One of the purloined U.S. diplomatic cables released by WikiLeaks in 2010 says that Vekselberg was critical of the Putin regime’s response to Russia’s economic woes during a 2006 meeting with one of McFaul’s predecessors as U.S. ambassador. “Prefacing his comments by saying, ‘I have great respect for our leaders, but ...’ Vekselberg criticized the GOR's response to the crisis,” said the cable, using an acronym for the government of Russia.
After the meeting, the U.S. ambassador wrote that Vekselberg “dismissed Russia's hopes to become a major financial center as ‘not possible,’ and laughed off the idea, floated by Putin, of the ruble as a reserve currency.”
That’s not a surprise to McFaul, who said that Vekselberg was always more in tune with the less aggressive initiatives of Dmitri Medvedev, Putin’s prime minister, than the bombast of Putin. Medvedev and Vekselberg had worked together to build the Skolkovo Foundation, a technology and innovation center meant to help grow Russia’s cyber industry that Vekselberg now cochairs.
Yet Vekselberg has still supported Putin in very public ways. At a now infamous December 2015 dinner in Moscow honoring the 10th anniversary of RT, the Kremlin’s English language TV channel, he sat at the table next to Putin’s, a few feet away from the Russian president, future Trump national security adviser Mike Flynn and U.S. Green Party presidential candidate Jill Stein.
According to oligarch expert Seva Gunitsky of the University of Toronto, however, many observers were surprised he was sanctioned by the U.S. "He's certainly not in Putin's inner circle,” said Gunitsky, author of “Aftershocks: Great Powers and Domestic Reforms in the Twentieth Century.” “People call him Putin-connected and he's connected to Putin like all the oligarchs are, he knows to throw money at Putin, but he's not 'connected' like other oligarchs are connected."

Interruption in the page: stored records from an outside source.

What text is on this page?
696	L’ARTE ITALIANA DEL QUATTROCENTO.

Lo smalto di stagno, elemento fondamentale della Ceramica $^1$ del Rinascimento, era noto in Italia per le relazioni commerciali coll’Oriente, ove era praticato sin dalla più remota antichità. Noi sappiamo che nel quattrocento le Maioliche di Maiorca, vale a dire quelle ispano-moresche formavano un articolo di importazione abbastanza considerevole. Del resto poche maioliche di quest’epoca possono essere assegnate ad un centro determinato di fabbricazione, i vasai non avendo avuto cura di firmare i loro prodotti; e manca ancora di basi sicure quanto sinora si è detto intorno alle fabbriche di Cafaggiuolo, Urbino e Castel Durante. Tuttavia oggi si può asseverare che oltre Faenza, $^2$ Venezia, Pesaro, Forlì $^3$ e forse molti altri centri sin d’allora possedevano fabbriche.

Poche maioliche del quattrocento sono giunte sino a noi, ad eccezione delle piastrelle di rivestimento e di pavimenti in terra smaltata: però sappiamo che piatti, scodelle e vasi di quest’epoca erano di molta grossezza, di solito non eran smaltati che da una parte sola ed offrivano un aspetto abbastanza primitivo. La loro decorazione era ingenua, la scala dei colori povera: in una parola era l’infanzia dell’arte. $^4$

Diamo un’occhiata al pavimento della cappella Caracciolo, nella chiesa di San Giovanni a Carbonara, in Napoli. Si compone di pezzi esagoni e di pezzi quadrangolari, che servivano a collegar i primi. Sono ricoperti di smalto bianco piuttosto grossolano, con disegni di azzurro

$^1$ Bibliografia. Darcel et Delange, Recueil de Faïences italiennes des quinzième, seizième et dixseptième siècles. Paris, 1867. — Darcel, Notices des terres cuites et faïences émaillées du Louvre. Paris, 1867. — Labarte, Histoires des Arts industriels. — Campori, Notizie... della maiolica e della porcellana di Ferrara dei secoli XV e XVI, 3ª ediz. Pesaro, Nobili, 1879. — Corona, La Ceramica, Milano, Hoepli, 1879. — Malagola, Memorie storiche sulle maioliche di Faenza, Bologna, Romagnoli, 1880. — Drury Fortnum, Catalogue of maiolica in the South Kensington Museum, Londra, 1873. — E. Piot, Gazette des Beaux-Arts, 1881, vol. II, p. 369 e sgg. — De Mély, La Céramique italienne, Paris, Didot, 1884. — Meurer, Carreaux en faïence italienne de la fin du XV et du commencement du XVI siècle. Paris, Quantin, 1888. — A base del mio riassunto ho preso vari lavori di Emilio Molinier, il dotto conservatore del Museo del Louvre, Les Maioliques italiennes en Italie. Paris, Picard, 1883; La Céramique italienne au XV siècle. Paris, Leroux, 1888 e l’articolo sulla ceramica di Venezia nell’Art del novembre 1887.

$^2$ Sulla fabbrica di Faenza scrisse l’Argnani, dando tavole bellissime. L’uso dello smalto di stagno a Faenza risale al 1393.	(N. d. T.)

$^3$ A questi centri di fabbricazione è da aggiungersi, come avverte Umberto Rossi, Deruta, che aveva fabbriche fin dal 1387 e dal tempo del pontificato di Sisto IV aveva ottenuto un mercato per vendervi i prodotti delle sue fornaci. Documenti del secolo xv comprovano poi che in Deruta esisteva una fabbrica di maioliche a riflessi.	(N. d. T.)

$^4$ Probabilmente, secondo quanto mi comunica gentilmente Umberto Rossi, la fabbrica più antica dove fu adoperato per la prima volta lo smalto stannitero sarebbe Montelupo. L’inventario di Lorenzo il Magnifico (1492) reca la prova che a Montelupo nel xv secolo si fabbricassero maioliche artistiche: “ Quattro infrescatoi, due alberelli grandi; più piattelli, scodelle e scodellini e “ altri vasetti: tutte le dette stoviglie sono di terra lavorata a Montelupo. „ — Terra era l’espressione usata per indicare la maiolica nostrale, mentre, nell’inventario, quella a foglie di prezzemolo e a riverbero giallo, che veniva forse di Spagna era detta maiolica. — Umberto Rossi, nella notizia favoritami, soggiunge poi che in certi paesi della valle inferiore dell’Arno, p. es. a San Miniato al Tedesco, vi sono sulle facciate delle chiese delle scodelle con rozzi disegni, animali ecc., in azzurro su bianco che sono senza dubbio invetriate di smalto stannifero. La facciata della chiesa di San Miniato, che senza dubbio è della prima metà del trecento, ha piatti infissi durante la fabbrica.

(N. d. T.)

He also began to engage U.S. politicians. He gave the Clinton Foundation somewhere between $50,000 and $100,000, while his cousin Andrew Intrater, a U.S. citizen who is the CEO of Columbus Nova, contributed to the GOP and the Trump inaugural. Records show Intrater donated $29,600 to the Republican National Committee and $35,000 to the Trump Victory PAC in June 2017, and then $250,000 to the Trump Inauguration Fund.
Gunitsky believes Vekselberg is merely following the model that he and other oligarchs have used to survive in Putin’s Russia.
“He learned from what he saw happen in Russia,” said Gunitsky. “The best way to deal with politicians is give the government what it wants. He was applying his lessons of dealing with Putin in his dealings with Trump.”
A U.S. official also said Vekselberg had an established model for seeking influence — identify areas of potential investment, provide funds to his proxies, and then let those proxies find “avenues” to move money to get the deals done — which could mean contributions or payments to individuals as needed.
But Vekselberg’s experiences in Russia may not have prepared him for the tag team of Robert Mueller and sanctions.
According to the Times, the investigators for Mueller who met him at a New York City-area airport not only interviewed him, but copied all the contents of his digital devices. The Mueller team has also spoken to Intrater.
The sanctions imposed in April, meanwhile, mean Vekselberg will have limited access to financing on world markets, won’t be able to travel to the U.S., and will have many of his U.S. assets frozen. In announcing the sanctions, Treasury Secretary Steven Mnuchin said, “Russian oligarchs and elites who profit from this corrupt system will no longer be insulated from the consequences of their government’s destabilizing activities.”
But Vekselberg’s position as one of Russia’s richest men seems secure. According to Bloomberg, his net worth, down nearly $800 million this year, has started to rebound. He earned a cool $7 million on Tuesday, the Billionaires Index reported.